Mana Spark is a grind. This isn’t necessarily a bad thing. Dungeon crawlers are action-packed but tend to require at least some time investment.

mana spark
As the title lays out, mana is pretty dang important in the world of Mana Spark. Humanity is relegated to slavery by stronger, nastier creatures, all because our collective mana level is effectively zero. Do you even mana, bro? Spoilers: not yet.

That’s where you come in. As a fledgling archer, you must venture out into the world and collect as much mana as you can. You dive deeper and deeper into more and more difficult dungeons, all randomly generated. The greater the risk, the greater the reward. You can grab upgrades to make your attacks stronger, faster, and add a few more hearts to your health bar. The only problem is once you’re dead, you’re kicked right back to the beginning, where your dungeon crawl began.

That’s fine, actually. Because remember, the name of the game is mana. After you collect a bunch, you can mail it to your small, but dedicated encampment. The more mana you collect, the more campers will join your plight. Campers come armed with knowledge, sub-weapons, and even snacks, all to aid you in your quest. Easy enough, right? Yes, in fact.

Attacking took some getting used to, but it’s pretty intuitive. The right Joy-Con control stick aims your arrows, and the right trigger fires them off. Different enemies require different attack strategies, but most you can face head-on. Plus, as you progress deeper and deeper into the dungeons, you can revive fellow warriors who were turned to stone. That, coupled with the varied sub-weapons and power-ups, offers quite a bit of variety in a game that requires at least some grinding. For the slower folks amongst us (i.e. me), the grind won’t be minutes or hours. It will likely be days.

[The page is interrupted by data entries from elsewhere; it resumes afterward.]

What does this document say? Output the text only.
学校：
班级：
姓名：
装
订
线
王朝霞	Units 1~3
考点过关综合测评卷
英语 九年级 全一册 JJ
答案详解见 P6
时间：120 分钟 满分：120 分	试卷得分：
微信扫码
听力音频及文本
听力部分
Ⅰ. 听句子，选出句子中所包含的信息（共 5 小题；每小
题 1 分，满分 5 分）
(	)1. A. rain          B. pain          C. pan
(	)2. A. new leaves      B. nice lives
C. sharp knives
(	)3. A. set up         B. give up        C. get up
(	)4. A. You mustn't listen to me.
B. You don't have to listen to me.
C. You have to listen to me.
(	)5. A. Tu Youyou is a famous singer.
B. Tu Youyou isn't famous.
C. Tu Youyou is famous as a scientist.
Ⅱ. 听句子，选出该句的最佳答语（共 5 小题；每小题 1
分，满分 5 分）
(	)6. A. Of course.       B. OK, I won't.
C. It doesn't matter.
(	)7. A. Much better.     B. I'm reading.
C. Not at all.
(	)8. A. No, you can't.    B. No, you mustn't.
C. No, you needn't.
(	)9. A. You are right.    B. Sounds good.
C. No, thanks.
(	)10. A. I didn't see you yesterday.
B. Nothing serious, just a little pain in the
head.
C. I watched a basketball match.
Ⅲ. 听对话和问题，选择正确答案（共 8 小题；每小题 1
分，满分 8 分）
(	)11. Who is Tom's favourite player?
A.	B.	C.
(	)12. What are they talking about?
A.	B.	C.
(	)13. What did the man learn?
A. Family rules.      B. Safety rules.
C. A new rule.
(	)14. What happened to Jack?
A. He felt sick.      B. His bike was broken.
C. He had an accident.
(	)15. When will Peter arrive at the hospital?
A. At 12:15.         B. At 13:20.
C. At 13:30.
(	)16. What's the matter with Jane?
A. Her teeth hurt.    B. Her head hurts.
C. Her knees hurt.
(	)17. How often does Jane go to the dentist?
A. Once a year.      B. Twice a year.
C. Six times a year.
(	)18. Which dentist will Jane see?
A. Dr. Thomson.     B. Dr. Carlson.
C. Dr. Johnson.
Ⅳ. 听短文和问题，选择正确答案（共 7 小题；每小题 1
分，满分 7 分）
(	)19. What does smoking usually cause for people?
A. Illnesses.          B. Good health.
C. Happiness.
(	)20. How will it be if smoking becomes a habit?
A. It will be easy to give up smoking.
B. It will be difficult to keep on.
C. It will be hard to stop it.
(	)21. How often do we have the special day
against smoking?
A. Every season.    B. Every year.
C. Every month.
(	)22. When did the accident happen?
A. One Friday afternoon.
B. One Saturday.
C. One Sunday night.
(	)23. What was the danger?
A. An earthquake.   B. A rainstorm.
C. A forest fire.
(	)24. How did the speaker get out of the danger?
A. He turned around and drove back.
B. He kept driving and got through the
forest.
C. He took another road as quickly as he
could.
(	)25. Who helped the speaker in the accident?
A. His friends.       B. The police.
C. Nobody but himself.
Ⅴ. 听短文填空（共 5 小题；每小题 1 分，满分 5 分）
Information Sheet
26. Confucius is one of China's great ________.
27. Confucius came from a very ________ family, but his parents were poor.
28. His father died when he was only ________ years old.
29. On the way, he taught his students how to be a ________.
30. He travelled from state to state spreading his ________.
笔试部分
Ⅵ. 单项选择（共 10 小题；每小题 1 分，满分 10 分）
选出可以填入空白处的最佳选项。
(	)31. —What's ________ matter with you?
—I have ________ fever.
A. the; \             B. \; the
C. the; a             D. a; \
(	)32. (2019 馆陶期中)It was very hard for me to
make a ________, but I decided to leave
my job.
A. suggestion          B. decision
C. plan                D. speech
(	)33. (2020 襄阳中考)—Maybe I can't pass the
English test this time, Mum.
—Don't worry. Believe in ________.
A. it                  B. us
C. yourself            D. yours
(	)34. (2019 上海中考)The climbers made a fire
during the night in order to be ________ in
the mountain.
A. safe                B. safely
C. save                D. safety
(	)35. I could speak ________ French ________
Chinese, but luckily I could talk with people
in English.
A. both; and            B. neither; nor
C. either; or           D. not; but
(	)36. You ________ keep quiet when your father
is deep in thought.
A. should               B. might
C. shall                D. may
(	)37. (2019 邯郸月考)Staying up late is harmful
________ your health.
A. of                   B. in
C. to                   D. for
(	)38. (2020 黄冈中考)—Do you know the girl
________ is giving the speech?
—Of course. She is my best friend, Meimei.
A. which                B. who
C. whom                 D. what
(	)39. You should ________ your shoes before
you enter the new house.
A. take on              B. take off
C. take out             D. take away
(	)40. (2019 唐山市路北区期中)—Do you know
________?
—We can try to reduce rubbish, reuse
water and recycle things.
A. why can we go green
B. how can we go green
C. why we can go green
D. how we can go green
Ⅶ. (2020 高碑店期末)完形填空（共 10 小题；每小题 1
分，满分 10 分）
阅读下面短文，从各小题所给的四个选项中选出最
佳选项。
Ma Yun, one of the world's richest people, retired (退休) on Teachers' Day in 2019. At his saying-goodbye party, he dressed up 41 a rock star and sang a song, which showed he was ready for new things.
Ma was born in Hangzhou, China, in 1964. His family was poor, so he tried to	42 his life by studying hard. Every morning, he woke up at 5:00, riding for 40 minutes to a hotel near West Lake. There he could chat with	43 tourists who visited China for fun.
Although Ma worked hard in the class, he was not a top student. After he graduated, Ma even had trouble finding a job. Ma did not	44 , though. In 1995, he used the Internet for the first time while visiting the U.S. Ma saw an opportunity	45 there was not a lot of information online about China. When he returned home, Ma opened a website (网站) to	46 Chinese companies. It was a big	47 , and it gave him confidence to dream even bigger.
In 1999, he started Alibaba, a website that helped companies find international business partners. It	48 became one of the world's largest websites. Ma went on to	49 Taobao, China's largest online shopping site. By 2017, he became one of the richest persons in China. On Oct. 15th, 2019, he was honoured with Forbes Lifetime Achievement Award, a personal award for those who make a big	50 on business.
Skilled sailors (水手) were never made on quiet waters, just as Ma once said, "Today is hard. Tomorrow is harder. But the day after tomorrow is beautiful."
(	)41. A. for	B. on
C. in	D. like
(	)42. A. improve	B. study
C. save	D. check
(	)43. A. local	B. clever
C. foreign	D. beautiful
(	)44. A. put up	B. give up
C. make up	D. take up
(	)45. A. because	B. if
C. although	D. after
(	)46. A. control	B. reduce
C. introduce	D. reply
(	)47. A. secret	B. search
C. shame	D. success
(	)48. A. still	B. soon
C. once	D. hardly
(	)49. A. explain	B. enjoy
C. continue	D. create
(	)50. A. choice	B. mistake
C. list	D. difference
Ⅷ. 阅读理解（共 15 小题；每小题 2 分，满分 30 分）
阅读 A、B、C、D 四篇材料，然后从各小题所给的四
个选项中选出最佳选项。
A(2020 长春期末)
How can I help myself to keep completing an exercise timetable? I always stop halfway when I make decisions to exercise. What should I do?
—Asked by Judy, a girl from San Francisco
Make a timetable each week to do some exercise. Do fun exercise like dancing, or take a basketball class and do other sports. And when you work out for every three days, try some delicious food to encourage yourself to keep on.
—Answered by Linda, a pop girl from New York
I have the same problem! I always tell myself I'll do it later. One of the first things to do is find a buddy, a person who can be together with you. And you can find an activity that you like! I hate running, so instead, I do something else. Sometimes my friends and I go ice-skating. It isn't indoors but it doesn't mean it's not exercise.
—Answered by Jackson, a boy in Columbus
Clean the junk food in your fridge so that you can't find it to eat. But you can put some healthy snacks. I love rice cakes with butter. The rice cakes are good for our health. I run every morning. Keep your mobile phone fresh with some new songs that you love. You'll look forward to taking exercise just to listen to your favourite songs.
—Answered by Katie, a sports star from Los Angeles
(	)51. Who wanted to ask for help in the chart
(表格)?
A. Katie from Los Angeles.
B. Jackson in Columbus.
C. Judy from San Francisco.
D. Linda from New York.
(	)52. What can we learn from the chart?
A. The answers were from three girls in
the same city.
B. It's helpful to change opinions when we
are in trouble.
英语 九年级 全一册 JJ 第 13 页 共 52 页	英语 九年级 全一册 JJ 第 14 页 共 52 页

And this would be an easy pill to swallow if it weren’t for the loading times between dungeon levels. I suspect it’s because of the procedurally generated levels, which I could honestly take or leave. Yes, levels are “new,” but don’t expect many surprises when you visit levels you’ve been to before. The variations are subtle and don’t exactly make up for the monotony of the loading screen.

mana spark
That said, the presentation is enough to make Mana Spark oddly addicting. Mana Spark does a lot with less, in one of the most minimally designed dungeon crawlers this generation has to offer.